My husband had just bought the newly issued CD of Bob Dylan's 1964 concert at Philharmonic Hall in New York, and our 15-year-old daughter was perplexed at yet another addition to our already extensive Dylan archive. She'd never understood what made this raspy-voiced guy so important, anyway. "Why is he famous?" she asked.
Delighted at the opportunity to deliver a history lesson, her father - a passionate antiwar activist during the Vietnam years - spent the next couple of hours playing old songs and explaining Dylan's seminal role in the protest music of the 1960s. I listened as I read the morning paper, and thinking about the parallels between Vietnam and the bloodbath in Iraq against a soundtrack of Dylan songs was almost too painful to bear. How many times, indeed?
The next day, I was startled to see Dylan's craggy, hawklike face glaring out at me from the television screen in a Victoria's Secret commercial. He looked angry, dissipated, and possibly deranged; his eyes had that paranoid, menacing look one associates with inmates in lockup wards. He also looked old. And, judging by his appearance, he's lived hard.
He was singing a bitter song called "Love Sick" as a nubile young model writhed around in her underwear and stiletto heels. Sultry and blank-faced, she looked about as old as my daughter. Was this porno-babe supposed to be Dylan's current obsession? His fantasy? Were we meant to think this was cool and edgy?
The only edge I saw was the distasteful spectacle of a geezer sexually fixated on a girl young enough to be his granddaughter. When the man who wrote "Forever Young" starts leering at jailbait during prime time, the result looks like a recruiting tool for a pedophilia advocacy group.
And what about the great minds behind such advertising campaigns? Teenagers constitute a critical segment of the Victoria's Secret target audience. My daughter spends a considerable amount of money on its products, but I'm the one who finances her purchases. And from a female, not to mention a parental, point of view, this ad was repellent.
Do the geniuses who come up with these ideas really think the sexual fantasies of aging males appeal to women, whether mothers or daughters? Guys, let me give you a clue: Nymphets are not lusting after Bob Dylan these days. Even 60-year-old grandmothers are not lusting after Bob Dylan these days.
My daughter's counterculture history lesson notwithstanding, she'll now retain the Victoria's Secret commercial as her most indelible memory of an artist who once had a profound effect on American culture. All over the country, crestfallen baby boomers are watching this ad campaign and wondering, "Why did he do it?"
After being a world-famous star for 40 years, could he possibly be broke? Who cares? He did it for the same reason that fabulously rich movie stars who earn $20 million a picture can still be seduced into making jeans ads in Japan: It's the money, stupid.
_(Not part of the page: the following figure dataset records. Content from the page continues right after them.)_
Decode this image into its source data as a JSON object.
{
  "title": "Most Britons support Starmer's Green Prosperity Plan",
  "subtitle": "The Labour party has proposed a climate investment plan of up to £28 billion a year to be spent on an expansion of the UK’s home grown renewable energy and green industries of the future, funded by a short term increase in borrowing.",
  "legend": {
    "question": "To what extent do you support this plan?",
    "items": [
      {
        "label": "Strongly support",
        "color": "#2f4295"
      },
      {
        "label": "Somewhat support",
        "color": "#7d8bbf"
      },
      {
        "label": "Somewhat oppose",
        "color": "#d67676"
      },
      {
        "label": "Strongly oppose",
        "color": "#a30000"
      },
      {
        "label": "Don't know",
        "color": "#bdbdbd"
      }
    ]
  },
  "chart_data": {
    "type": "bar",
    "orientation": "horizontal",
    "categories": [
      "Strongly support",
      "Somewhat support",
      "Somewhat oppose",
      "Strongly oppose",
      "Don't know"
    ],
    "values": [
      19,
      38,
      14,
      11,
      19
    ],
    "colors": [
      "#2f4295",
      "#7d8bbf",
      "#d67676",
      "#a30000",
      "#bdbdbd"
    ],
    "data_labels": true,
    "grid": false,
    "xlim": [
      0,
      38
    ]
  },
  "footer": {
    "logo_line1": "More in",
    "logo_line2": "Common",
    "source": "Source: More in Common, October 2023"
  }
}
Or maybe we should view it as the kinky product of a longstanding fetish rather than simply as a spasm of greed. Nearly 40 years ago, when asked if there was anything that might tempt him to sell out, Dylan reportedly replied, "Ladies' undergarments." But even that theory doesn't hold up - he sold "The Times They Are A-Changin' " for a Bank of Montreal ad eight years ago. No exculpatory pathology there, aside from garden-variety avarice.
I suppose even Dylan has the right to pad his retirement account, but it's hard to defend his status as an enduring icon of moral outrage and political integrity when he's shilling for bras and panties.
As I scan each day's front-page pictures of fire and destruction in Iraq, it's equally depressing to consider the current scene. After all, it's not as if the torch has been passed to the younger set. Today's musical superstars seem more interested in hawking their clothing lines and name-brand perfumes than in any meaningful form of political action. Far from protesting the status quo, they're the foremost exemplars of how to exploit it to the max.
Can we be surprised that an old guy is cashing in too? These days it's all about merchandising.
Now, there's a legacy to pass on to the next generation.